DIY: Genetic Engineering


Shaun Saunders sends in this article from physorg.com. It would seem that the next big thing to come out of a garage as Apple and HP had done in the past, is genetic engineering done by hobbyists out of their home made "kitchen" labs.

Take Meredith L. Patterson - for example. A computer programmer by day, she conducts experiments in the dining room of her San Francisco apartment. Patterson is among a new breed of techno rebels who want to put genetic engineering tools in the hands of anyone with a smart idea. Using homemade lab equipment and the wealth of scientific knowledge available online, these hobbyists are trying to create new life forms through genetic engineering - a field long dominated by Ph.D.s toiling in university and corporate laboratories.

Patterson is trying to develop genetically altered yogurt bacteria that will glow green to signal the presence of melamine, the chemical that turned Chinese-made baby formula and pet food deadly.

Critics of the movement worry that these amateurs could one day unleash an environmental or medical disaster.

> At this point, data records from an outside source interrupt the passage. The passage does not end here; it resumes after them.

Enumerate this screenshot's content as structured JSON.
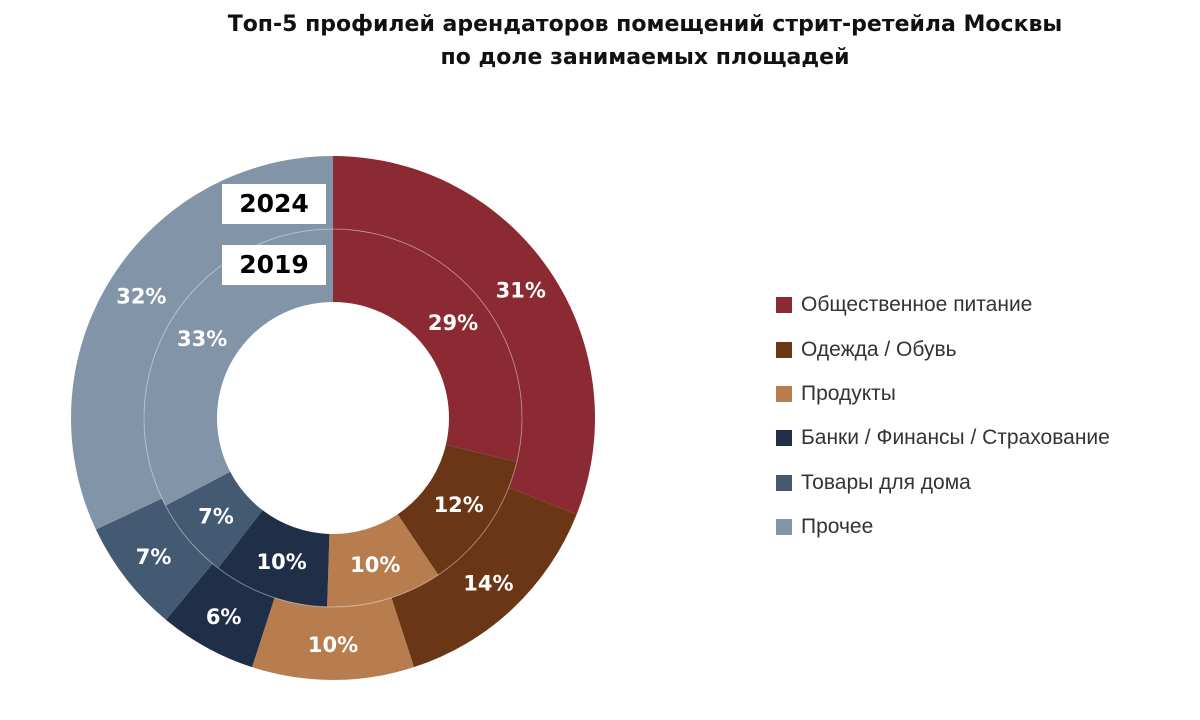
{
  "title": {
    "line1": "Топ-5 профилей арендаторов помещений стрит-ретейла Москвы",
    "line2": "по доле занимаемых площадей"
  },
  "chart_data": {
    "type": "donut",
    "title": "Топ-5 профилей арендаторов помещений стрит-ретейла Москвы по доле занимаемых площадей",
    "categories": [
      "Общественное питание",
      "Одежда / Обувь",
      "Продукты",
      "Банки / Финансы / Страхование",
      "Товары для дома",
      "Прочее"
    ],
    "colors": [
      "#8B2A32",
      "#6B3615",
      "#B87D4F",
      "#1F2F47",
      "#445A72",
      "#8294A8"
    ],
    "series": [
      {
        "name": "2024",
        "ring": "outer",
        "values": [
          31,
          14,
          10,
          6,
          7,
          32
        ],
        "labels": [
          "31%",
          "14%",
          "10%",
          "6%",
          "7%",
          "32%"
        ]
      },
      {
        "name": "2019",
        "ring": "inner",
        "values": [
          29,
          12,
          10,
          10,
          7,
          33
        ],
        "labels": [
          "29%",
          "12%",
          "10%",
          "10%",
          "7%",
          "33%"
        ]
      }
    ],
    "legend_position": "right"
  }
}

Defenders say the future Bill Gates of biotech could be developing a cure for cancer in the garage.

Jim Thomas of ETC Group, a biotechnology watchdog organization, warned that synthetic organisms in the hands of amateurs could escape and cause outbreaks of incurable diseases or unpredictable environmental damage. "Once you move to people working in their garage or other informal location, there's no safety process in place," he said.

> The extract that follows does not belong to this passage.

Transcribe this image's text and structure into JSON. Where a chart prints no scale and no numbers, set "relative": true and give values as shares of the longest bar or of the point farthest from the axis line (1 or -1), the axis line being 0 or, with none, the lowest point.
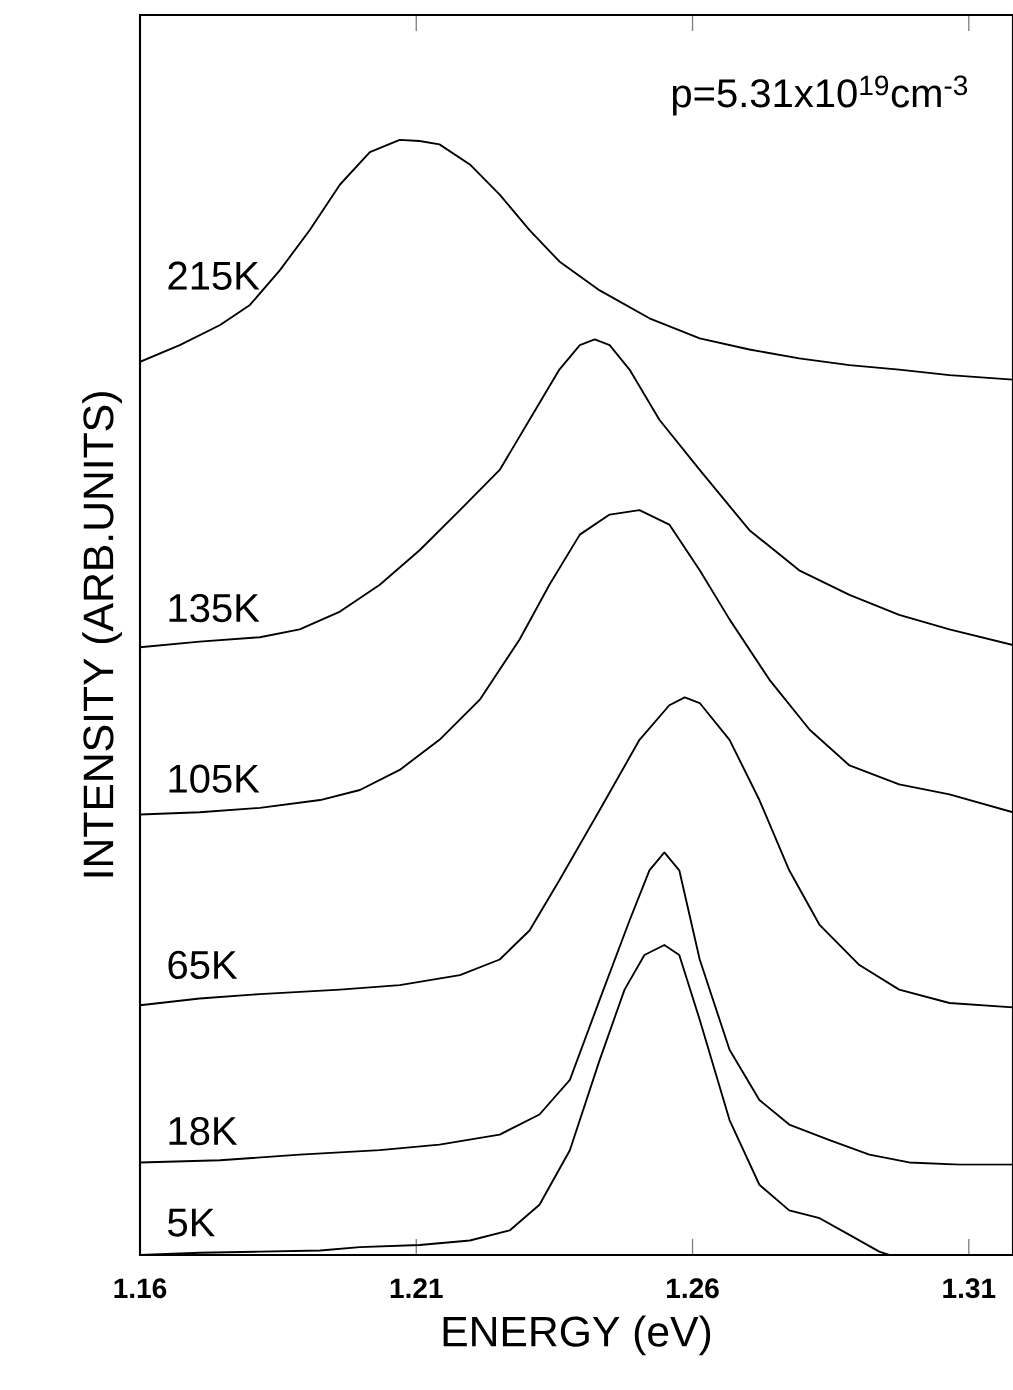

Shaun said when he said "Now this IS pulp SF coming to life!" And I have to agree, it has some very exciting potential in the real world and most definitely the science fiction world.

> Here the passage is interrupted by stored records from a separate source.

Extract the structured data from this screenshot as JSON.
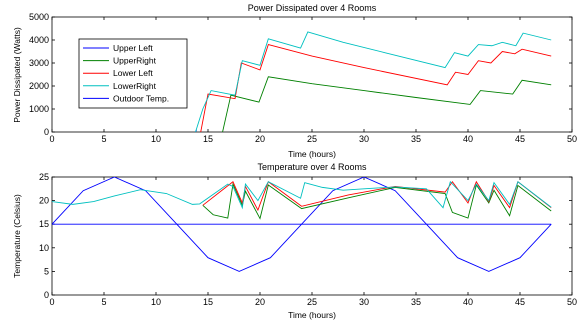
{
  "chart_data": [
    {
      "type": "line",
      "title": "Power Dissipated over 4 Rooms",
      "xlabel": "Time (hours)",
      "ylabel": "Power Dissipated (Watts)",
      "xlim": [
        0,
        50
      ],
      "ylim": [
        0,
        5000
      ],
      "xticks": [
        0,
        5,
        10,
        15,
        20,
        25,
        30,
        35,
        40,
        45,
        50
      ],
      "yticks": [
        0,
        1000,
        2000,
        3000,
        4000,
        5000
      ],
      "grid": false,
      "legend": {
        "position": "upper-left"
      },
      "series": [
        {
          "name": "Upper Left",
          "color": "#0000ff",
          "x": [
            13.8,
            13.9
          ],
          "y": [
            0,
            100
          ]
        },
        {
          "name": "UpperRight",
          "color": "#008000",
          "x": [
            16.4,
            17.2,
            19.9,
            20.8,
            25,
            30,
            35,
            40.2,
            41.2,
            44.3,
            45.2,
            48
          ],
          "y": [
            0,
            1600,
            1300,
            2400,
            2100,
            1800,
            1500,
            1200,
            1800,
            1650,
            2250,
            2050
          ]
        },
        {
          "name": "Lower Left",
          "color": "#ff0000",
          "x": [
            14.3,
            15.0,
            17.6,
            18.2,
            20.0,
            20.8,
            25,
            30,
            38.0,
            38.8,
            40.0,
            41.0,
            42.2,
            43.3,
            44.5,
            45.2,
            48
          ],
          "y": [
            0,
            1650,
            1450,
            3000,
            2700,
            3800,
            3300,
            2800,
            2050,
            2600,
            2500,
            3100,
            3000,
            3500,
            3400,
            3600,
            3300
          ]
        },
        {
          "name": "LowerRight",
          "color": "#00c0c0",
          "x": [
            13.8,
            14.5,
            15.3,
            17.6,
            18.3,
            20.0,
            20.8,
            23.9,
            24.6,
            28,
            32,
            37.8,
            38.7,
            40.0,
            41.0,
            42.3,
            43.3,
            44.6,
            45.3,
            48
          ],
          "y": [
            0,
            1000,
            1800,
            1600,
            3100,
            2900,
            4050,
            3650,
            4350,
            3900,
            3450,
            2800,
            3450,
            3300,
            3800,
            3750,
            3900,
            3750,
            4300,
            4000
          ]
        }
      ]
    },
    {
      "type": "line",
      "title": "Temperature over 4 Rooms",
      "xlabel": "Time (hours)",
      "ylabel": "Temperature (Celsius)",
      "xlim": [
        0,
        50
      ],
      "ylim": [
        0,
        25
      ],
      "xticks": [
        0,
        5,
        10,
        15,
        20,
        25,
        30,
        35,
        40,
        45,
        50
      ],
      "yticks": [
        0,
        5,
        10,
        15,
        20,
        25
      ],
      "grid": false,
      "series": [
        {
          "name": "Outdoor Temp.",
          "color": "#0000ff",
          "x": [
            0,
            3,
            6,
            9,
            12,
            15,
            18,
            21,
            24,
            27,
            30,
            33,
            36,
            39,
            42,
            45,
            48
          ],
          "y": [
            15,
            22.1,
            25,
            22.1,
            15,
            7.9,
            5,
            7.9,
            15,
            22.1,
            25,
            22.1,
            15,
            7.9,
            5,
            7.9,
            15
          ]
        },
        {
          "name": "Upper Left",
          "color": "#0000ff",
          "x": [
            0,
            48
          ],
          "y": [
            15,
            15
          ]
        },
        {
          "name": "UpperRight",
          "color": "#008000",
          "x": [
            14.5,
            15.5,
            16.9,
            17.4,
            18.3,
            18.6,
            20.0,
            20.8,
            24.0,
            28.5,
            33,
            37.8,
            38.5,
            40.0,
            40.8,
            42.0,
            42.5,
            44.0,
            44.8,
            48
          ],
          "y": [
            19,
            17,
            16.3,
            23.5,
            19,
            22,
            16.2,
            23.3,
            18.3,
            20.6,
            22.8,
            21.5,
            17.5,
            16.3,
            23.3,
            19.5,
            22.2,
            16.8,
            23.2,
            17.8
          ]
        },
        {
          "name": "Lower Left",
          "color": "#ff0000",
          "x": [
            14.5,
            17.4,
            18.3,
            18.6,
            19.8,
            20.8,
            24.0,
            28.5,
            33,
            37.8,
            38.5,
            40.0,
            40.8,
            42.0,
            42.5,
            44.0,
            44.8,
            48
          ],
          "y": [
            19,
            24,
            19.5,
            23,
            18,
            24,
            18.8,
            21.2,
            23,
            21.8,
            24,
            19.5,
            24,
            19.8,
            23.2,
            18.5,
            24,
            18.5
          ]
        },
        {
          "name": "LowerRight",
          "color": "#00c0c0",
          "x": [
            0,
            2,
            4,
            6,
            8.5,
            11,
            13.5,
            14.2,
            16.9,
            17.4,
            18.3,
            18.6,
            19.8,
            20.8,
            23.9,
            24.3,
            26,
            28,
            30,
            33,
            36,
            37.6,
            38.3,
            40.0,
            40.8,
            42.0,
            42.5,
            44.0,
            44.8,
            48
          ],
          "y": [
            19.8,
            19.2,
            19.8,
            21,
            22.3,
            21.5,
            19.2,
            19.3,
            23.5,
            23,
            18.5,
            23.5,
            20,
            24,
            20.5,
            23.8,
            22.8,
            22.2,
            22.5,
            22.9,
            22.5,
            18.5,
            24,
            20,
            23.5,
            20,
            23.8,
            19.2,
            24,
            18.6
          ]
        }
      ]
    }
  ]
}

But before anyone get hysterical here you have to understand that perishingly few "engineered organisms can survive outside their artificially created environment. Those that could are even harder to weaponize. The anthrax scare of our near past is a prime example. This is an organism that could live outside but the real problem was it was vastly more difficult to weaponize than to engineer.

The argument for terrorism is again either misdirection or ignorance. Why do I say that? Because the evidence is staring you right in the face. People with little or no formal education are able with home made equipment and a little reading can start studying and experimenting with the expenditures of a few tens of dollars. The jinn is already out of the bottle. And it's the weaponizing that is again the key here. Just like the truck driver that built a fully functional atom bomb from pictures and material he read. So if it is that easy, why are we not seeing atom bombs going off all over the place? Easy.... weaponized nuclear material. Vastly harder and expensive to produce. But why would I say this concern is misdirection....simple. Since 911 our government has spasticly concerned itself with border control and terrorist infiltration and what do we hear as of late? That we are so unprepared for a cyber attack that the United States could be brought to it's knees by a concerted effort. People, we have dived under the covers and covered our heads, but our asses are hanging out there.